Agilent, a spinoff from Hewlett-Packard in 2000, like most tech companies, holds a sizeable amount of cash, most of it offshore. The company wanted to increase returns on that cash without increasing investment risk. It also wanted to help suppliers who needed cash for growth and investment opportunities. The company already dedicated a large amount of resources to supporting suppliers but it wanted to take their collaboration to the next level. With Taulia, suppliers are now able to login to a portal to see the status of their invoices and request to be paid early in exchange for a small discount. Agilent was able to strengthen its supply chain and supplier relationships by offering an improved and dynamic supplier financing option that worked for everyone.

Key components

As Taulia looks to expand its offerings and further enhance buyers’ ability to generate solid returns and suppliers’ ability to chart their own course when it comes to when invoices get paid, the company continues to grow. But despite the growing amount of tools available, the company also stresses that all stakeholders need to have good internal structures to make the process work most effectively. To that end, Mr. Pfeiffer lists four key components of a successful program. They include:

1. A clear alignment between procurement and treasury.

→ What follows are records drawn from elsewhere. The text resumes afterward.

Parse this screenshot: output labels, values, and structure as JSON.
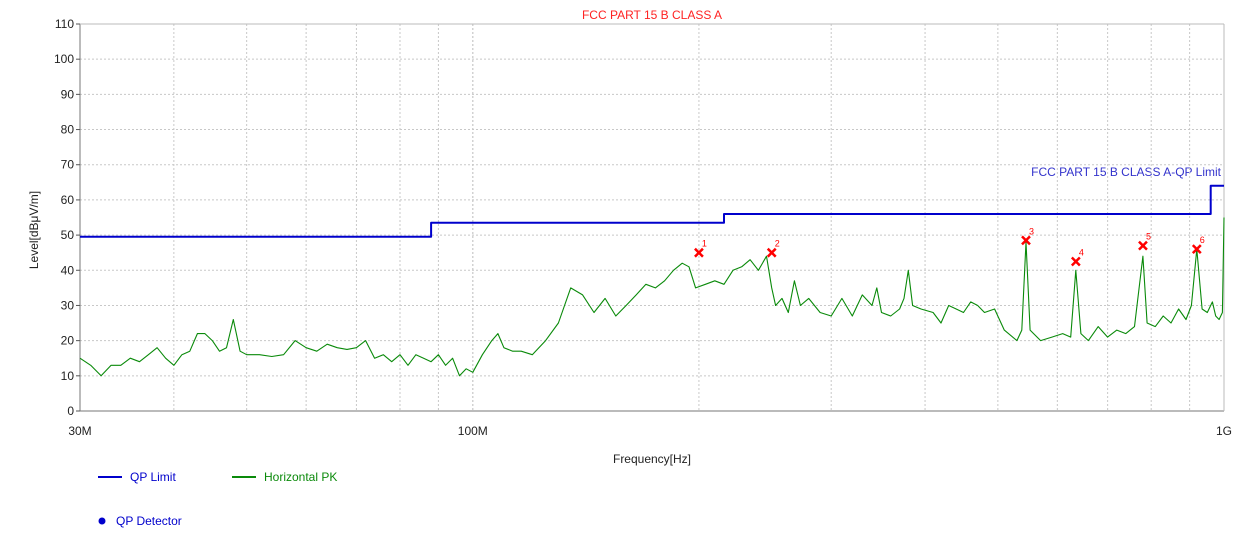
{
  "chart_data": {
    "type": "line",
    "title": "FCC PART 15 B CLASS A",
    "xlabel": "Frequency[Hz]",
    "ylabel": "Level[dBμV/m]",
    "x_scale": "log",
    "xlim": [
      30000000,
      1000000000
    ],
    "ylim": [
      0,
      110
    ],
    "grid": true,
    "legend_placement": "bottom-left",
    "x_ticks": [
      {
        "value": 30000000,
        "label": "30M"
      },
      {
        "value": 100000000,
        "label": "100M"
      },
      {
        "value": 1000000000,
        "label": "1G"
      }
    ],
    "y_ticks": [
      0,
      10,
      20,
      30,
      40,
      50,
      60,
      70,
      80,
      90,
      100,
      110
    ],
    "limit_annotation": "FCC PART 15 B CLASS A-QP Limit",
    "series": [
      {
        "name": "QP Limit",
        "color": "#0000cc",
        "style": "step",
        "points": [
          [
            30000000,
            49.5
          ],
          [
            88000000,
            49.5
          ],
          [
            88000000,
            53.5
          ],
          [
            216000000,
            53.5
          ],
          [
            216000000,
            56.0
          ],
          [
            960000000,
            56.0
          ],
          [
            960000000,
            64.0
          ],
          [
            1000000000,
            64.0
          ]
        ]
      },
      {
        "name": "Horizontal PK",
        "color": "#0a8a0a",
        "points": [
          [
            30000000,
            15
          ],
          [
            31000000,
            13
          ],
          [
            32000000,
            10
          ],
          [
            33000000,
            13
          ],
          [
            34000000,
            13
          ],
          [
            35000000,
            15
          ],
          [
            36000000,
            14
          ],
          [
            37000000,
            16
          ],
          [
            38000000,
            18
          ],
          [
            39000000,
            15
          ],
          [
            40000000,
            13
          ],
          [
            41000000,
            16
          ],
          [
            42000000,
            17
          ],
          [
            43000000,
            22
          ],
          [
            44000000,
            22
          ],
          [
            45000000,
            20
          ],
          [
            46000000,
            17
          ],
          [
            47000000,
            18
          ],
          [
            48000000,
            26
          ],
          [
            49000000,
            17
          ],
          [
            50000000,
            16
          ],
          [
            52000000,
            16
          ],
          [
            54000000,
            15.5
          ],
          [
            56000000,
            16
          ],
          [
            58000000,
            20
          ],
          [
            60000000,
            18
          ],
          [
            62000000,
            17
          ],
          [
            64000000,
            19
          ],
          [
            66000000,
            18
          ],
          [
            68000000,
            17.5
          ],
          [
            70000000,
            18
          ],
          [
            72000000,
            20
          ],
          [
            74000000,
            15
          ],
          [
            76000000,
            16
          ],
          [
            78000000,
            14
          ],
          [
            80000000,
            16
          ],
          [
            82000000,
            13
          ],
          [
            84000000,
            16
          ],
          [
            86000000,
            15
          ],
          [
            88000000,
            14
          ],
          [
            90000000,
            16
          ],
          [
            92000000,
            13
          ],
          [
            94000000,
            15
          ],
          [
            96000000,
            10
          ],
          [
            98000000,
            12
          ],
          [
            100000000,
            11
          ],
          [
            103000000,
            16
          ],
          [
            106000000,
            20
          ],
          [
            108000000,
            22
          ],
          [
            110000000,
            18
          ],
          [
            113000000,
            17
          ],
          [
            116000000,
            17
          ],
          [
            120000000,
            16
          ],
          [
            125000000,
            20
          ],
          [
            130000000,
            25
          ],
          [
            135000000,
            35
          ],
          [
            140000000,
            33
          ],
          [
            145000000,
            28
          ],
          [
            150000000,
            32
          ],
          [
            155000000,
            27
          ],
          [
            160000000,
            30
          ],
          [
            165000000,
            33
          ],
          [
            170000000,
            36
          ],
          [
            175000000,
            35
          ],
          [
            180000000,
            37
          ],
          [
            185000000,
            40
          ],
          [
            190000000,
            42
          ],
          [
            194000000,
            41
          ],
          [
            198000000,
            35
          ],
          [
            204000000,
            36
          ],
          [
            210000000,
            37
          ],
          [
            216000000,
            36
          ],
          [
            222000000,
            40
          ],
          [
            228000000,
            41
          ],
          [
            234000000,
            43
          ],
          [
            240000000,
            40
          ],
          [
            246000000,
            44
          ],
          [
            250000000,
            35
          ],
          [
            253000000,
            30
          ],
          [
            258000000,
            32
          ],
          [
            263000000,
            28
          ],
          [
            268000000,
            37
          ],
          [
            273000000,
            30
          ],
          [
            280000000,
            32
          ],
          [
            290000000,
            28
          ],
          [
            300000000,
            27
          ],
          [
            310000000,
            32
          ],
          [
            320000000,
            27
          ],
          [
            330000000,
            33
          ],
          [
            340000000,
            30
          ],
          [
            345000000,
            35
          ],
          [
            350000000,
            28
          ],
          [
            360000000,
            27
          ],
          [
            370000000,
            29
          ],
          [
            375000000,
            32
          ],
          [
            380000000,
            40
          ],
          [
            385000000,
            30
          ],
          [
            395000000,
            29
          ],
          [
            410000000,
            28
          ],
          [
            420000000,
            25
          ],
          [
            430000000,
            30
          ],
          [
            440000000,
            29
          ],
          [
            450000000,
            28
          ],
          [
            460000000,
            31
          ],
          [
            470000000,
            30
          ],
          [
            480000000,
            28
          ],
          [
            495000000,
            29
          ],
          [
            510000000,
            23
          ],
          [
            530000000,
            20
          ],
          [
            538000000,
            23
          ],
          [
            545000000,
            48
          ],
          [
            552000000,
            23
          ],
          [
            570000000,
            20
          ],
          [
            590000000,
            21
          ],
          [
            610000000,
            22
          ],
          [
            625000000,
            21
          ],
          [
            635000000,
            40
          ],
          [
            645000000,
            22
          ],
          [
            660000000,
            20
          ],
          [
            680000000,
            24
          ],
          [
            700000000,
            21
          ],
          [
            720000000,
            23
          ],
          [
            740000000,
            22
          ],
          [
            760000000,
            24
          ],
          [
            780000000,
            44
          ],
          [
            790000000,
            25
          ],
          [
            810000000,
            24
          ],
          [
            830000000,
            27
          ],
          [
            850000000,
            25
          ],
          [
            870000000,
            29
          ],
          [
            890000000,
            26
          ],
          [
            905000000,
            30
          ],
          [
            920000000,
            46
          ],
          [
            935000000,
            29
          ],
          [
            950000000,
            28
          ],
          [
            965000000,
            31
          ],
          [
            975000000,
            27
          ],
          [
            985000000,
            26
          ],
          [
            995000000,
            28
          ],
          [
            1000000000,
            55
          ]
        ]
      }
    ],
    "markers": [
      {
        "label": "1",
        "x": 200000000,
        "y": 45
      },
      {
        "label": "2",
        "x": 250000000,
        "y": 45
      },
      {
        "label": "3",
        "x": 545000000,
        "y": 48.5
      },
      {
        "label": "4",
        "x": 635000000,
        "y": 42.5
      },
      {
        "label": "5",
        "x": 780000000,
        "y": 47
      },
      {
        "label": "6",
        "x": 920000000,
        "y": 46
      }
    ],
    "marker_color": "#ff0000",
    "legend": [
      {
        "label": "QP Limit",
        "kind": "line",
        "color": "#0000cc"
      },
      {
        "label": "Horizontal PK",
        "kind": "line",
        "color": "#0a8a0a"
      },
      {
        "label": "QP Detector",
        "kind": "dot",
        "color": "#0000cc"
      }
    ]
  }
}
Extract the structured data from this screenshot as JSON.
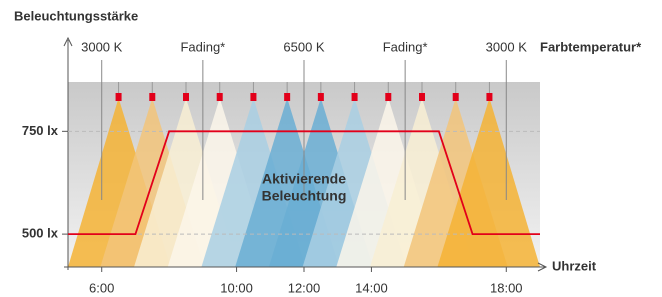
{
  "chart_data": {
    "type": "line",
    "title": "Beleuchtungsstärke",
    "x_label": "Uhrzeit",
    "annotation_title": "Farbtemperatur*",
    "center_text": [
      "Aktivierende",
      "Beleuchtung"
    ],
    "xlim": [
      5,
      19
    ],
    "xticks": [
      {
        "value": 6,
        "label": "6:00"
      },
      {
        "value": 10,
        "label": "10:00"
      },
      {
        "value": 12,
        "label": "12:00"
      },
      {
        "value": 14,
        "label": "14:00"
      },
      {
        "value": 18,
        "label": "18:00"
      }
    ],
    "ylim": [
      420,
      960
    ],
    "yticks": [
      {
        "value": 500,
        "label": "500 lx"
      },
      {
        "value": 750,
        "label": "750 lx"
      }
    ],
    "grid": true,
    "annotations": [
      {
        "x": 6,
        "label": "3000 K"
      },
      {
        "x": 9,
        "label": "Fading*"
      },
      {
        "x": 12,
        "label": "6500 K"
      },
      {
        "x": 15,
        "label": "Fading*"
      },
      {
        "x": 18,
        "label": "3000 K"
      }
    ],
    "lamps": {
      "x": [
        6.5,
        7.5,
        8.5,
        9.5,
        10.5,
        11.5,
        12.5,
        13.5,
        14.5,
        15.5,
        16.5,
        17.5
      ],
      "colors": [
        "#f5b335",
        "#f2c47a",
        "#f8eed3",
        "#fbf6ea",
        "#a9cfe3",
        "#6aaed3",
        "#6aaed3",
        "#a9cfe3",
        "#fbf6ea",
        "#f8eed3",
        "#f2c47a",
        "#f5b335"
      ]
    },
    "lamp_color": "#e2001a",
    "series": [
      {
        "color": "#e2001a",
        "x": [
          5,
          7,
          8,
          16,
          17,
          19
        ],
        "values": [
          500,
          500,
          750,
          750,
          500,
          500
        ]
      }
    ]
  }
}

2. A reasonably strong invoice approval process (for which Taulia has tools as well).

3. Clear goals with regular reporting and monitoring.

4. Engaged and visible sponsorship from senior management.

All of these will help the process run smoothly from implementation to regular usage. Without these components, companies will struggle getting a fast and efficient SCF program in place. Further, once the internal structural components are in place, it’s key to find a tool that is flexible; it needs to meet various internal treasury and procurement goals, and also, the varying needs of the entire supply chain—from the largest companies to the smallest. “These programs are most successful when you have a tool that scales and a vision that resonates,” concludes Mr. Pfeiffer.